The Institute. An organization created by humans to try and steal shifter DNA by interbreeding them heavily with humans like herself. If they’d succeeded, they had every intention of culling full-blood shifters from existence, while keeping their superior traits for humankind. It was disgusting. And she’d been a part of it! Agreeing to bear a child from a shifter, in hopes it would be a half-breed with shifter-like characteristics, though diluted, without the ability to fully change into an animal.

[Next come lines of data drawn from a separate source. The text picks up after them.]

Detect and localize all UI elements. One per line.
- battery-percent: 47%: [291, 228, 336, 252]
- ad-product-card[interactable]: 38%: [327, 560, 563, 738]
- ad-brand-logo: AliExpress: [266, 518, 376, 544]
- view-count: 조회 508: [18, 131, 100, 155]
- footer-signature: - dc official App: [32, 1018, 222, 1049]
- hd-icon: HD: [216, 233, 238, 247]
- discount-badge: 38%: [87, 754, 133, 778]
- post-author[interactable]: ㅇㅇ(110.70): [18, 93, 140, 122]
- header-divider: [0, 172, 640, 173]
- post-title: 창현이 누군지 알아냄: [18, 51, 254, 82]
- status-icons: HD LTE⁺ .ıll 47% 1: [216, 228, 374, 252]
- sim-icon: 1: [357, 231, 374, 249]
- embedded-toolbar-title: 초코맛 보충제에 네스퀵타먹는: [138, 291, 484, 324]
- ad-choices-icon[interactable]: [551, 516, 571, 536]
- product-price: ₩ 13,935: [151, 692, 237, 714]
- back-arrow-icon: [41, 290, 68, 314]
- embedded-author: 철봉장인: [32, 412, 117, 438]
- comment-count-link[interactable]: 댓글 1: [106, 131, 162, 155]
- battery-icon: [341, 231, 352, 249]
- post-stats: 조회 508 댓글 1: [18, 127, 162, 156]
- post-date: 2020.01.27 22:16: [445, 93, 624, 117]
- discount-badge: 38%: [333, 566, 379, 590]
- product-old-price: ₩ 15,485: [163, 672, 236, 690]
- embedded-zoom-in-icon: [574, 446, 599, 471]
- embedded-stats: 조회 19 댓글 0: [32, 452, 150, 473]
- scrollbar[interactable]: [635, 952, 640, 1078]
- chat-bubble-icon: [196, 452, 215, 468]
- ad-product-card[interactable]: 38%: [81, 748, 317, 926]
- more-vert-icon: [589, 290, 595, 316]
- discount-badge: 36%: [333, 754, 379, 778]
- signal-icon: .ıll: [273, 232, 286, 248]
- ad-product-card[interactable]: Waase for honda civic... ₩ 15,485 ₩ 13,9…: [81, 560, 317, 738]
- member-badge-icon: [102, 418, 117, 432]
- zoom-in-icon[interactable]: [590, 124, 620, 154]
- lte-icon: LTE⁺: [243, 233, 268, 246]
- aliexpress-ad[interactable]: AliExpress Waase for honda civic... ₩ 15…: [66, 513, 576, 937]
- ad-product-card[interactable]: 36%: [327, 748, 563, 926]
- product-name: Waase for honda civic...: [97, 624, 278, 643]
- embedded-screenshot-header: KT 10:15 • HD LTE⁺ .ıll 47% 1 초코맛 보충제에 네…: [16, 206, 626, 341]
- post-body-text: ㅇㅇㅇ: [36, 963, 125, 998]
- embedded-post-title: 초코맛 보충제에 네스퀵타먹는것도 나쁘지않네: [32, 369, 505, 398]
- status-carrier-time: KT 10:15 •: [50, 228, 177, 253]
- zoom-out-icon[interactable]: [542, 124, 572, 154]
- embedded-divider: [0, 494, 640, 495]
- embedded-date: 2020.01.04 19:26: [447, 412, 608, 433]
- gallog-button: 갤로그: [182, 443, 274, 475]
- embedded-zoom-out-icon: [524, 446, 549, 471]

“I’m grateful to the Cadians that they didn’t just toss us out on the streets, Kel, I truly am. They didn’t have to look after us. I know it was a generous act, agreeing to support all three hundred-odd of us. That was something special on their part. But I…I dunno. I guess I don’t like how heavily reliant I am on them.”
Kelly nodded. “I understand. But what else are we supposed to do?”
What else were they supposed to do indeed? Erika didn’t have an answer to that. Not yet at least. She was starting to plan ahead, but the abrupt death of the Institute at the hands of some Cadian shifters had caught them all off guard. For now, she had no choice.
“So, the ball?” Kelly asked again, sensing the shift in her friend. “Come on, we have barely left these places since we arrived here. You need to get out and about. Even if it’s just to socialize, not search for a mate.”
Erika snorted. “You’re assuming that I’m destined to find a shifter mate in the first place.”
“Damn straight. Look at you! You practically scream shifter-bait to me,” Kelly laughed.
“Shifter-bait?” she repeated. “Where the hell did you hear that term?”
Kelly shrugged and turned away, walking back to the basic but functional kitchen. All the apartments were laid out the same. Entryway, then living area off to the side. Farther back, the kitchen. Beyond that, a short hallway with bathroom on the right, and straight ahead a door into the bedroom. Small, but easily assembled, and more than she technically needed. The fact they’d given her a place to herself was almost as astounding as the speed with which they’d assembled the buildings for her and the other women.